À part le Hajj, il y a également le « petit pèlerinage », ou oumrah, qui peut être accompli durant le reste de l’année. Accomplir la oumrah ne décharge pas une personne de l’obligation d’accomplir le Hajj. La oumrah est similaire au Hajj et les pèlerins ont le choix de l’accomplir soit séparément soit combinée au Hajj. Comme pour le Hajj, le pèlerin doit entrer en état d’ihram avant de commencer la oumrah. Il entre à la Mecque et fait sept fois le tour de la Ka’aba. Il peut, s’il le veut, toucher la pierre noire, prier derrière le Maqam Ibrahim* et boire l’eau de la source de zamzam. L’aller-retour sept fois entre les deux collines de Safa et Marwa et le raccourcissement ou le rasage des cheveux complètent la oumrah.

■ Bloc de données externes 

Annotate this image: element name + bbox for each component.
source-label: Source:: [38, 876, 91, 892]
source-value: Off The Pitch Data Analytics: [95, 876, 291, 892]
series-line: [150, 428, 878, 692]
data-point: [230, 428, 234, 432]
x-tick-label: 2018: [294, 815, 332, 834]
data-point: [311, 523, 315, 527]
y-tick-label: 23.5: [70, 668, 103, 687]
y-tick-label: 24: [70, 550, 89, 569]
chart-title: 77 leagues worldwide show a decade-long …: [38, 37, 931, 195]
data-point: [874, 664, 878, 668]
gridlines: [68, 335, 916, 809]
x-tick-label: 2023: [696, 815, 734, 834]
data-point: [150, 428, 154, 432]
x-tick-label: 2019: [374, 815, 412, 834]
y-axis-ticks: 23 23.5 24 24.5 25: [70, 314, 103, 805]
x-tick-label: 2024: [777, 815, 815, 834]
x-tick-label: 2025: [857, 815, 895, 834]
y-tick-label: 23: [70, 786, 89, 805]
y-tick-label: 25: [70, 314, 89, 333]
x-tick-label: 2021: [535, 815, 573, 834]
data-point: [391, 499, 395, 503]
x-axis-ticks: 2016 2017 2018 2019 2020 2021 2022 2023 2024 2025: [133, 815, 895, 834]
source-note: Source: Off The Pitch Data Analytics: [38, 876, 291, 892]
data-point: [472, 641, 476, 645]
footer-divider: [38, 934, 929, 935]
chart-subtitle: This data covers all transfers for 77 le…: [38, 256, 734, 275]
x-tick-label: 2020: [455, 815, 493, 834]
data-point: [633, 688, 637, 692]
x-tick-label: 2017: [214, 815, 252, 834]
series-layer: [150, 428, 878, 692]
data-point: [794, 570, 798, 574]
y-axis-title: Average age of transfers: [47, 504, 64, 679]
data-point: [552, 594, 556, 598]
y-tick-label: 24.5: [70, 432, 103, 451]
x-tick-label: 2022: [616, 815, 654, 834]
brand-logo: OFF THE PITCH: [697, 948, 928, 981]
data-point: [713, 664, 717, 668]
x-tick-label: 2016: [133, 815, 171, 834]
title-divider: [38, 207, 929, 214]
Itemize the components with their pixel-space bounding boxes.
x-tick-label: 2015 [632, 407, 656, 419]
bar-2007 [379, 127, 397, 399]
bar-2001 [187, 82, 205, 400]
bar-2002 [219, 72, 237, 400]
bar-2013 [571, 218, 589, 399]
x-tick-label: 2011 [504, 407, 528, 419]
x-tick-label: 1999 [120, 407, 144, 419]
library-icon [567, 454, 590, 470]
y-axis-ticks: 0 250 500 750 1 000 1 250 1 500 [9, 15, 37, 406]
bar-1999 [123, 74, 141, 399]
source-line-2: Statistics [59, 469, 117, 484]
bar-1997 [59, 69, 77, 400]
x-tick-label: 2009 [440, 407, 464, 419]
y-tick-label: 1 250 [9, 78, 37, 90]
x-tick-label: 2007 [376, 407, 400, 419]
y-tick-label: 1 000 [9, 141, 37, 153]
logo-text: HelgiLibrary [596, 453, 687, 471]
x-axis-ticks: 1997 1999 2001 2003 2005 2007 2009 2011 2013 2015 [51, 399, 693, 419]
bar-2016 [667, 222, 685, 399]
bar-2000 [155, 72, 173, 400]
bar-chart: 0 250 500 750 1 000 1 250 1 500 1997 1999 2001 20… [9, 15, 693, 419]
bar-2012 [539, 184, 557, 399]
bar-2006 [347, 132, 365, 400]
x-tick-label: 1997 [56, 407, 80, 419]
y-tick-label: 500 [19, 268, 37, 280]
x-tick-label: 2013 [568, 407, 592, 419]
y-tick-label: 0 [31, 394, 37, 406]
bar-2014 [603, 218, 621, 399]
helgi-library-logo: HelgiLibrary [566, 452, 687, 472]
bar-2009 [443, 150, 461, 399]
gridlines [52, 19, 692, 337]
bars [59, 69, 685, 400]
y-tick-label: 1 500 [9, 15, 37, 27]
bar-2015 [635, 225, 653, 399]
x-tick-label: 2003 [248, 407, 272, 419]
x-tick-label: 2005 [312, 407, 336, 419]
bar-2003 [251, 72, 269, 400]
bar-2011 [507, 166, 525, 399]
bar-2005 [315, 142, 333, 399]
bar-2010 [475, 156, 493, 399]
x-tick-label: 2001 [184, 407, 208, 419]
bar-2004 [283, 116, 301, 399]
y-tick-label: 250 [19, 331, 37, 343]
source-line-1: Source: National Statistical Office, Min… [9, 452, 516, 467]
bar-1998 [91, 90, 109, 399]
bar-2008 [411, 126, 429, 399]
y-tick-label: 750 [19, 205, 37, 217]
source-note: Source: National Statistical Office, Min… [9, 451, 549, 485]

* Le Maqam Ibrahim est un gros bloc de pierre sur lequel s’est tenu Abraham pour arriver à compléter la construction de la partie supérieure de la Ka’aba. Après l’avoir complétée, il a laissé le bloc de pierre près de la Ka’aba. De nos jours, il a été placé devant la porte de cette dernière, là où Abraham accomplissait ses prières.